On Fri, Mar 27, 2020 at 01:06:46PM +0100, Toke Høiland-Jørgensen wrote:
> Alexei Starovoitov <alexei.starovoitov@xxxxxxxxx> writes:
> 
> > On Thu, Mar 26, 2020 at 01:35:13PM +0100, Toke Høiland-Jørgensen wrote:
> >> 
> >> Additionally, in the case where there is *not* a central management
> >> daemon (i.e., what I'm implementing with libxdp), this would be the flow
> >> implemented by the library without bpf_link:
> >> 
> >> 1. Query kernel for current BPF prog loaded on $IFACE
> >> 2. Sanity-check that this program is a dispatcher program installed by
> >>    libxdp
> >> 3. Create a new dispatcher program with whatever changes we want to do
> >>    (such as adding another component program).
> >> 4. Atomically replace the old program with the new one using the netlink
> >>    API in this patch series.
> >
> > in this model what stops another application that is not using libdispatcher to
> > nuke dispatcher program ?
> 
> Nothing.
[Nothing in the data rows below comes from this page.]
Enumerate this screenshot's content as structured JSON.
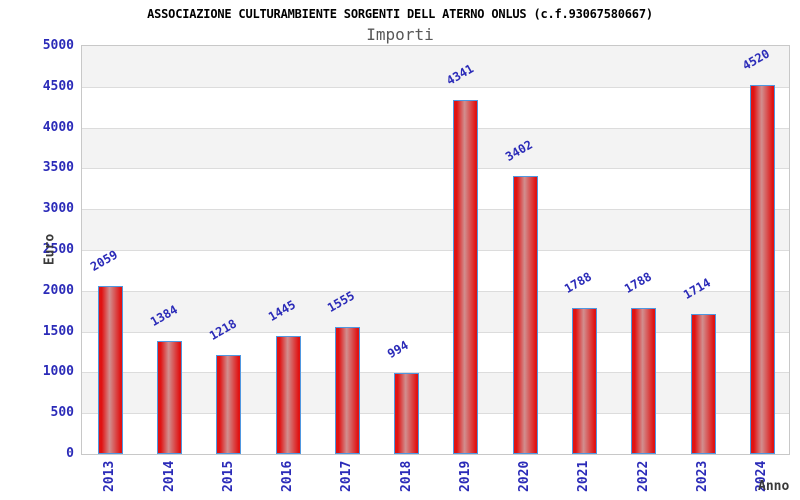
{
  "header": {
    "title": "ASSOCIAZIONE CULTURAMBIENTE SORGENTI DELL ATERNO ONLUS (c.f.93067580667)",
    "subtitle": "Importi"
  },
  "chart_data": {
    "type": "bar",
    "title": "ASSOCIAZIONE CULTURAMBIENTE SORGENTI DELL ATERNO ONLUS (c.f.93067580667)",
    "subtitle": "Importi",
    "categories": [
      "2013",
      "2014",
      "2015",
      "2016",
      "2017",
      "2018",
      "2019",
      "2020",
      "2021",
      "2022",
      "2023",
      "2024"
    ],
    "values": [
      2059,
      1384,
      1218,
      1445,
      1555,
      994,
      4341,
      3402,
      1788,
      1788,
      1714,
      4520
    ],
    "xlabel": "Anno",
    "ylabel": "Euro",
    "ylim": [
      0,
      5000
    ],
    "ytick_step": 500,
    "grid": true,
    "legend": "none",
    "bar_value_labels": true
  },
  "colors": {
    "label_blue": "#2b2bb8",
    "bar_border": "#4f97e0",
    "bar_red": "#e01313",
    "bar_center": "#d18f8f",
    "band_gray": "#f3f3f3",
    "band_white": "#ffffff",
    "gridline": "#dcdcdc",
    "plot_border": "#c8c8c8",
    "title_color": "#000000",
    "subtitle_color": "#585858",
    "axis_title_color": "#3a3a3a"
  }
}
But nothing is stopping it from issuing 'ip link down' either -
> an application with CAP_NET_ADMIN is implicitly trusted to be
> well-behaved. This patch series is just adding the kernel primitive that
> enables applications to be well-behaved. I consider it an API bug-fix.
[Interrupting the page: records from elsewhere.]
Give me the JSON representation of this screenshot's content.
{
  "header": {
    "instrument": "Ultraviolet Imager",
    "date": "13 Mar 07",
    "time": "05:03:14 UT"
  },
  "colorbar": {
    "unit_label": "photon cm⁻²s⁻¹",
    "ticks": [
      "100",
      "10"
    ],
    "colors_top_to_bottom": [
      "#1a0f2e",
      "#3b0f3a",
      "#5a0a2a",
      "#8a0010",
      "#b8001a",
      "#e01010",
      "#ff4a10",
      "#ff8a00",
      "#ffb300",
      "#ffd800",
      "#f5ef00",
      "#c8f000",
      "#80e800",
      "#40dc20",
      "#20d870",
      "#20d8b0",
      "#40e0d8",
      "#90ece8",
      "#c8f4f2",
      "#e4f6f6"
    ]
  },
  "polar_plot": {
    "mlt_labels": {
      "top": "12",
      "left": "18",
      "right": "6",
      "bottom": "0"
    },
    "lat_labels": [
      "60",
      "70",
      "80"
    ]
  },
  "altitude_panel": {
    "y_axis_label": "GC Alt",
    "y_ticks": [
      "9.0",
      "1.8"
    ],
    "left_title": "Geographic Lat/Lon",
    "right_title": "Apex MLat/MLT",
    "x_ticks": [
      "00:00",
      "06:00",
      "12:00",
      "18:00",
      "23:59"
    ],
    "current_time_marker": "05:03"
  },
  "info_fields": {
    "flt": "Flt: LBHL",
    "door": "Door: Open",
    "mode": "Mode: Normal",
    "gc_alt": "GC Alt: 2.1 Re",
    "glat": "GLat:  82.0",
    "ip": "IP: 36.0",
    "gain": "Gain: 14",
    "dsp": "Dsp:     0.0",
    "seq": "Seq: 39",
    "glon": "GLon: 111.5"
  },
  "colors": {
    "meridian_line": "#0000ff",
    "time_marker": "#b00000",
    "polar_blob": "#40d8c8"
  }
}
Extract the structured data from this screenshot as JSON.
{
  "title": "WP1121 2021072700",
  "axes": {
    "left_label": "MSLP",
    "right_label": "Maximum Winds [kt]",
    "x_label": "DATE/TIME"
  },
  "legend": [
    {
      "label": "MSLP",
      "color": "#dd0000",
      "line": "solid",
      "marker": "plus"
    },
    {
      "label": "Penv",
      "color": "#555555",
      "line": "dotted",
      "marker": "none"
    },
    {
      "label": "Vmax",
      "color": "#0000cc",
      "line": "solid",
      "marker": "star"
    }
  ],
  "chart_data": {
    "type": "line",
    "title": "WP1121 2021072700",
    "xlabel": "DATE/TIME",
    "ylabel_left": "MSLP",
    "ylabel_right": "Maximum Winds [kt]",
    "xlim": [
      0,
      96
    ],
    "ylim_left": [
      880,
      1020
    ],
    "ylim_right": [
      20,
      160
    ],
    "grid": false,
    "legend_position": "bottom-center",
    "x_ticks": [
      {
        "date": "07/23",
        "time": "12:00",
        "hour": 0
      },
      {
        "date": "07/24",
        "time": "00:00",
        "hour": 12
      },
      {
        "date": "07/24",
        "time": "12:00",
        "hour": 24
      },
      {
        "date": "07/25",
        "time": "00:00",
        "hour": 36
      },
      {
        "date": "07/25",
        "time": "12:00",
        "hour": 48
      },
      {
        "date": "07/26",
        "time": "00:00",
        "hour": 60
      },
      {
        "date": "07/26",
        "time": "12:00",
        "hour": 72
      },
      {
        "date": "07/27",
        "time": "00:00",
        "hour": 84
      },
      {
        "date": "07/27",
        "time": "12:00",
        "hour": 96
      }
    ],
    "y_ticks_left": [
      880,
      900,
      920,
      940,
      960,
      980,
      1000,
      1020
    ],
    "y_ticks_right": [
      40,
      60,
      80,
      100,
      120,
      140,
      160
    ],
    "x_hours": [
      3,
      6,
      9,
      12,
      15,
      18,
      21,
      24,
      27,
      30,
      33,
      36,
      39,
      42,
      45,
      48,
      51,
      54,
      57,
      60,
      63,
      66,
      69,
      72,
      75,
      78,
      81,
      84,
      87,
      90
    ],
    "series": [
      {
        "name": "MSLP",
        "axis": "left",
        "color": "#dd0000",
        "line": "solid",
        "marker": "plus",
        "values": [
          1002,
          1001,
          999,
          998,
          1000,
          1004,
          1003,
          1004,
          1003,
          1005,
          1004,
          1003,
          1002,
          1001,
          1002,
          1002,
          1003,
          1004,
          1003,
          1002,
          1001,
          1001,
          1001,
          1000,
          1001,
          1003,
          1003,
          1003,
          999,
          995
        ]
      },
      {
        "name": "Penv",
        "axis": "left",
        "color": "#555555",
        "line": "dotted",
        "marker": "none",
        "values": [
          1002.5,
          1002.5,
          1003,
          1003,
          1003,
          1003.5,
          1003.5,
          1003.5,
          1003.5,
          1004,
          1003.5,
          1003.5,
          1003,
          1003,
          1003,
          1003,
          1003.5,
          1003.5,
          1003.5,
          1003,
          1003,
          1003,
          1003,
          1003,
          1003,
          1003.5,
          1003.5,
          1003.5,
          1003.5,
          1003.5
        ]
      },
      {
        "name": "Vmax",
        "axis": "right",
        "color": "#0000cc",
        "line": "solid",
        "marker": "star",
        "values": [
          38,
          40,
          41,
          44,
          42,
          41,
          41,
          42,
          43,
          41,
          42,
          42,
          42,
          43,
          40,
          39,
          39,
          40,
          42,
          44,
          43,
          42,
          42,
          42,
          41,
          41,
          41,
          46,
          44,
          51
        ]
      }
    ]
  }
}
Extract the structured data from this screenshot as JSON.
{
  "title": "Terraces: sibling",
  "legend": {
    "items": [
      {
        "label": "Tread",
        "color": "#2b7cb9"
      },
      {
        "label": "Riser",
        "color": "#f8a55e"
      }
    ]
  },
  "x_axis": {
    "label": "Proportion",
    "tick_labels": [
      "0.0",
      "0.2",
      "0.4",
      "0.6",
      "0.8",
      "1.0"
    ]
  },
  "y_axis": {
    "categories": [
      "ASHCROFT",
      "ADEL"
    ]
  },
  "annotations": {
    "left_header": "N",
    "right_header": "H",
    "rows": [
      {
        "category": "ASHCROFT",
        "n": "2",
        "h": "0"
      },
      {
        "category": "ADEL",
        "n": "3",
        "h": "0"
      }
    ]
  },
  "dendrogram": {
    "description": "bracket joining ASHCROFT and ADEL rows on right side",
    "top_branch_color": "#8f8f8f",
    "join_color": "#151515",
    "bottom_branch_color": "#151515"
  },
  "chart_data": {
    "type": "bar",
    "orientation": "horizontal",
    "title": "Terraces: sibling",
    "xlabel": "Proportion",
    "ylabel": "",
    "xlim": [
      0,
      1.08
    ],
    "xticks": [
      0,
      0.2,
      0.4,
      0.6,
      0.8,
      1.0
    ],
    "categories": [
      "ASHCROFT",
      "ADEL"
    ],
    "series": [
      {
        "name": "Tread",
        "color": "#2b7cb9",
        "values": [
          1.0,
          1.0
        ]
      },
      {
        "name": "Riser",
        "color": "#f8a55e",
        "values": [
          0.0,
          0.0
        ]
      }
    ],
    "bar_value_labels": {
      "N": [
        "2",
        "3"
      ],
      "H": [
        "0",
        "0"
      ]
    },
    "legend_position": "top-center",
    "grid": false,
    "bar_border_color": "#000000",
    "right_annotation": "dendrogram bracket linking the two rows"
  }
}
I think what you're proposing is not a fix, but a band-aid.
And from what I can read in this thread you remain unconvinced that
you will hit exactly the same issues we're describing.
We hit them already and you will hit them a year from now.
Simply because fb usage of all parts of bpf are about 3-4 years ahead
of everyone else.
I'm trying to convince you that your libxdp will be in much better
shape a year from now. It will be prepared for a situation when
other libxdp clones exist and are trying to do the same.
While you're saying:
"let me shot myself in the foot. I know what I'm doing. I'll be fine".
I know you will not be. And soon enough you'll come back proposing
locking, id, owner apis for xdp.

> >> Whereas with bpf_link, it would be:
> >> 
> >> 1. Find the pinned bpf_link for $IFACE (e.g., load from
> >>    /sys/fs/bpf/iface-links/$IFNAME).
> >> 2. Query kernel for current BPF prog linked to $LINK
> >> 3. Sanity-check that this program is a dispatcher program installed by
> >>    libxdp
> >> 4. Create a new dispatcher program with whatever changes we want to do
> >>    (such as adding another component program).
> >> 5. Atomically replace the old program with the new one using the
> >>    LINK_UPDATE bpf() API.
> >
> > whereas here dispatcher program is only accessible to libdispatcher.
> > Instance of bpffs needs to be known to libdispatcher only.
> > That's the ownership I've been talking about.
> >
> > As discussed early we need a way for _human_ to nuke dispatcher program,
> > but such api shouldn't be usable out of application/task.
> 
> As long as there is this kind of override in place, I'm not actually
> fundamentally opposed to the concept of bpf_link for XDP, as an
> additional mechanism. What I'm opposed to is using bpf_link as a reason
> to block this series.
> 
> In fact, a way to implement the "human override" you mention, could be
> to reuse the mechanism implemented in this series: If the EXPECTED_FD
> passed via netlink is a bpf_link FD, that could be interpreted as an
> override by the kernel.

That's not "human override". You want to use expected_fd in libxdp.
That's not human. That's any 'yum install firewall' will be nuking
the bpf_link and careful orchestration of our libxdp.

As far as blocking cap_net_admin...
you mentioned that use case is to do:
sudo yum install firewall1
sudo yum install firewall2

when these packages are being installed they will invoke startup scripts
that will install their dispatcher progs on eth0.
Imagine firewall2 is not using correct vestion of libxdp. or buggy one.
all the good work from firewall1 went down the drain.
Note in both cases you only need cap_net_admin to install the prog.
The packages will not be reconfiguring eth0. They need to be told
which interface to apply firewall to. That's all.